Tres años se cumplieron el sábado pasado de la desaparición física, en las tupidas montañas de Colombia, de Pedro Antonio Marín, quien en vida fuese conocido como Manuel Marulanda Vélez y también como Tiro Fijo. Su veterana imagen parece colgar aún en la memoria de quienes padecen y maldicen la injusticia. Veían en él y en su inatrapable guerrilla, un rayo esperanzador. También oscila, pareciera que más aún, en la que tienen en ella su razón de ser. Muerto, a estos últimos, les parece más temible.
Su legendaria figura es, todavía, motivo de discusión. Hasta hombres y mujeres que sueñan con la Revolución mundial cuestionan el método que empleó para combatir las desigualdades generadas por poderosas y poderosos. Estimamos, sin embargo, que más allá de cualquier respetable consideración al respecto, existe una verdad tan ancha como ancho es el azul del cielo que nos cubre y nos descubre a diario: donde haya miseria, hambre, explotación y desigualdad, también habrá insurgencia elementalmente protagonizada por las víctimas de estos flagelos.

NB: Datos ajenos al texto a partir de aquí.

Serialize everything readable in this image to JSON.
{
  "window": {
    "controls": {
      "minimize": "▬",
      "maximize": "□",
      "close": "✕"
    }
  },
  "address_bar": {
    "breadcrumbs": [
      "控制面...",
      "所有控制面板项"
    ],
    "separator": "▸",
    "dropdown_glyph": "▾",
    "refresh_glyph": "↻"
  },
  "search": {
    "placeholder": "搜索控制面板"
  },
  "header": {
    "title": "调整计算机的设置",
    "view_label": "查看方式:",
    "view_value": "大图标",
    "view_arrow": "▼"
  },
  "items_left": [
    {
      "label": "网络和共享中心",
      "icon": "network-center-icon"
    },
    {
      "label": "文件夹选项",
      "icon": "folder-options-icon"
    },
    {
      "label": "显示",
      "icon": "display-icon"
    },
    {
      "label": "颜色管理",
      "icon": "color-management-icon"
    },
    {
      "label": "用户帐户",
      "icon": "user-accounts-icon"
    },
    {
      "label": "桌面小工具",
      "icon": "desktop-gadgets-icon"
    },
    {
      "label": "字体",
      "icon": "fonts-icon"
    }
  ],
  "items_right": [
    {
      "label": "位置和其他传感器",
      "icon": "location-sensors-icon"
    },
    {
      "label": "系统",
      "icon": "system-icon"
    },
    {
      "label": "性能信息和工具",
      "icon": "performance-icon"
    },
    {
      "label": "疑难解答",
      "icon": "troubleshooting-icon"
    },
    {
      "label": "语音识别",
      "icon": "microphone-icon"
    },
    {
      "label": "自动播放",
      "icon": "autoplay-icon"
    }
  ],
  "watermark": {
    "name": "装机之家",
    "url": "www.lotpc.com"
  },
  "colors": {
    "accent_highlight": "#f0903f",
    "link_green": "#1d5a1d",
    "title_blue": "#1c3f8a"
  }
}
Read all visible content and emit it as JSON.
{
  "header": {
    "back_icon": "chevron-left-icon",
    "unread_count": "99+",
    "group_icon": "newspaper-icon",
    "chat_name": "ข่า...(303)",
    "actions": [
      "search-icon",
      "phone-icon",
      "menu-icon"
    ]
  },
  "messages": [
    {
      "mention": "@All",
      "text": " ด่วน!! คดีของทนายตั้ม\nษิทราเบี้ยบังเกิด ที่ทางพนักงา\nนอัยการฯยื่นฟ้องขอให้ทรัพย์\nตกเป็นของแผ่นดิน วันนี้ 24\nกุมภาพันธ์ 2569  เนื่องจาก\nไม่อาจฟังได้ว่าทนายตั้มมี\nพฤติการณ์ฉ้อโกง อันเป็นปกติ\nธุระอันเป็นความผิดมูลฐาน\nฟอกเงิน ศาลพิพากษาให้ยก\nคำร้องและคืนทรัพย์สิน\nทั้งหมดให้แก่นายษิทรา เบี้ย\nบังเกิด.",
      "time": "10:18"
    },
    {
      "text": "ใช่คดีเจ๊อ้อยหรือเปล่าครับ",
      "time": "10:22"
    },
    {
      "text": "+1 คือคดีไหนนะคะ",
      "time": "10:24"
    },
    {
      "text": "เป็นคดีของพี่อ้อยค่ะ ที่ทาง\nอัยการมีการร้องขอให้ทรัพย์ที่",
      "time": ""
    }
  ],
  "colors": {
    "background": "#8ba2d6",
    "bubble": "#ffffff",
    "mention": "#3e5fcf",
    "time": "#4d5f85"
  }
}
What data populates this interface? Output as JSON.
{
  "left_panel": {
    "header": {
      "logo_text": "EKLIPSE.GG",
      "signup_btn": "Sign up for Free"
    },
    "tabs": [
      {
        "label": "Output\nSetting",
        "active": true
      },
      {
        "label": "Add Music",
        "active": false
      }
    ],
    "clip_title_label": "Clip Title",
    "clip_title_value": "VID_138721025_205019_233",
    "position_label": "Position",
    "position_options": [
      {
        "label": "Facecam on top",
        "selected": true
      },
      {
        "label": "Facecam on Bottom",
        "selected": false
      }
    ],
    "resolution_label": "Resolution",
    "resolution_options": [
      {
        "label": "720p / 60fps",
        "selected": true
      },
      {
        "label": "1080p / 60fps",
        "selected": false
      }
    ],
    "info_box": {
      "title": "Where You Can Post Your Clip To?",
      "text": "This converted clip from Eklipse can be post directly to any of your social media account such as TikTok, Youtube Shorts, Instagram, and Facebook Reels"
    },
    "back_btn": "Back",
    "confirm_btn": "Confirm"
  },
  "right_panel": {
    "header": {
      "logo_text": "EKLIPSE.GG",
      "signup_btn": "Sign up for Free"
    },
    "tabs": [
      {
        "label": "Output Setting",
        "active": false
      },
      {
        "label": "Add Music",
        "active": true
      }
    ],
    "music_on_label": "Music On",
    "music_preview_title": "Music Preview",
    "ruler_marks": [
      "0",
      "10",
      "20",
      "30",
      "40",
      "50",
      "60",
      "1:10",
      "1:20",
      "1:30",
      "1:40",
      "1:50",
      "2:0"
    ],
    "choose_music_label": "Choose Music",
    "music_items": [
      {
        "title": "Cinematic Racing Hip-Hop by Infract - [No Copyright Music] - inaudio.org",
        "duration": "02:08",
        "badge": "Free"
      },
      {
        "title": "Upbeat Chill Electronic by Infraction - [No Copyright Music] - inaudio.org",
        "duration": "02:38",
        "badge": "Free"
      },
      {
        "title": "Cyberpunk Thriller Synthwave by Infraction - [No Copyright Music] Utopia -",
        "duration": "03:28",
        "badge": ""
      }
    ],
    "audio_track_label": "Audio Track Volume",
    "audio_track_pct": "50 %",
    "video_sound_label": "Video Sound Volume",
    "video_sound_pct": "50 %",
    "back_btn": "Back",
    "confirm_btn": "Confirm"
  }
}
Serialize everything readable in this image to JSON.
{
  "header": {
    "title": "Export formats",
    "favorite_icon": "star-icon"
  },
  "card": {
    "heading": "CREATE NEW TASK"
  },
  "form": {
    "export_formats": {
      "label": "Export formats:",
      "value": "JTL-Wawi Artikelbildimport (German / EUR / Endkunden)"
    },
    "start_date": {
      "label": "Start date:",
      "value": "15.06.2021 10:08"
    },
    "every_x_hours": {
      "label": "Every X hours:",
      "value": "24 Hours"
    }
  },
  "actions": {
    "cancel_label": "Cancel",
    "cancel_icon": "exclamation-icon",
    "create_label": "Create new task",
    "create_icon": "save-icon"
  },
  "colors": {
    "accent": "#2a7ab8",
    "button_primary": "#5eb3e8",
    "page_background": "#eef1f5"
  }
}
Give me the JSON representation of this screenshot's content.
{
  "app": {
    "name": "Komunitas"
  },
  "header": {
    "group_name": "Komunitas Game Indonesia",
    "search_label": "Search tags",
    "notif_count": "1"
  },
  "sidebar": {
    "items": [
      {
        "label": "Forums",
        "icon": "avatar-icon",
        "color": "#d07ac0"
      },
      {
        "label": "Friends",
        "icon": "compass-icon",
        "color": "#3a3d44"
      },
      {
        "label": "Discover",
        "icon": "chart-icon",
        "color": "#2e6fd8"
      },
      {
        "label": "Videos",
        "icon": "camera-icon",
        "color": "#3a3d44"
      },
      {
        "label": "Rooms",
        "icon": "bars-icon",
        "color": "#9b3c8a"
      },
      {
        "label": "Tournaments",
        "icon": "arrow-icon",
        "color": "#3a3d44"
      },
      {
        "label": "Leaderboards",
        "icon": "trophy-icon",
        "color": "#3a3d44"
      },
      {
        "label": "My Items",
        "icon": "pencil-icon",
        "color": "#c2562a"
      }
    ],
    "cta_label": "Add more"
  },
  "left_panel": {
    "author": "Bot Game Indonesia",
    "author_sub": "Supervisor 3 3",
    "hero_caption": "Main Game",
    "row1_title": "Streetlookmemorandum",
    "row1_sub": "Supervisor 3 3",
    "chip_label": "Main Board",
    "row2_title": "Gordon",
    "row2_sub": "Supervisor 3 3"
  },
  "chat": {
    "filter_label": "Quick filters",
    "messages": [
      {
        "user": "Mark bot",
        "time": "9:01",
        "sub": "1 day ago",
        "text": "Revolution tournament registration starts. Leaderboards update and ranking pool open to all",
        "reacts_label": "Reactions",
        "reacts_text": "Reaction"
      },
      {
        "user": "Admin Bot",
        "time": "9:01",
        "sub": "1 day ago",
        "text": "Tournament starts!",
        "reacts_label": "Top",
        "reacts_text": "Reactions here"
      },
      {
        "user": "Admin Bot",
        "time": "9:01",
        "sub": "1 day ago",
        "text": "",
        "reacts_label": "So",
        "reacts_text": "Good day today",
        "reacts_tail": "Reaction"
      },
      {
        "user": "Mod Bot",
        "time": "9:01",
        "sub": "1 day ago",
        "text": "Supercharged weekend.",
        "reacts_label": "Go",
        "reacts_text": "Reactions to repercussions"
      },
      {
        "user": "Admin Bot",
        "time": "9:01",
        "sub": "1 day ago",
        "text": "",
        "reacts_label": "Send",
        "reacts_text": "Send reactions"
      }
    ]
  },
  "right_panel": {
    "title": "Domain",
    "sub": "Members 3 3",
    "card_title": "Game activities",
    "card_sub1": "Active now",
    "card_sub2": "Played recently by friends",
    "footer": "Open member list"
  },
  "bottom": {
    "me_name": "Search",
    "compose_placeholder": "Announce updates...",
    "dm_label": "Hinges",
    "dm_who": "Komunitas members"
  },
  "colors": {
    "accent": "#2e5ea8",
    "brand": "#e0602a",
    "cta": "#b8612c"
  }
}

Es posible que quienes no se hayan visto en la necesidad de cargar una lata de agua cerro arriba para llenar los pipotes no lo entiendan; que tampoco lo comprendan quienes afortunadamente no hayan sido obligados a engañar al estómago con pan y gaseosa como única comida del día; que la rebelión no quepa en la conciencia de quienes no sepan lo que es tener el rancho y la vida sobre el hilo del barranco; que esa lucha sea indescifrable para quienes jamás hayan sido víctima del desempleo o de la penosa decisión de privarse de algún alimento para poder comprar el libro o el cuaderno que exige la escuela.
No: nada de eso será una excusa para ellas y ellos. “¿Por qué a Curumo le dicen cumbres y lomas a Propatria?”, se preguntó un día Alí Primera. Pues, porque todo depende de quienes ostenten el poder en cualquier parte del mundo: si siembran violencia, sólo cosecharán uno, dos, tres Marulandas. Después no digan.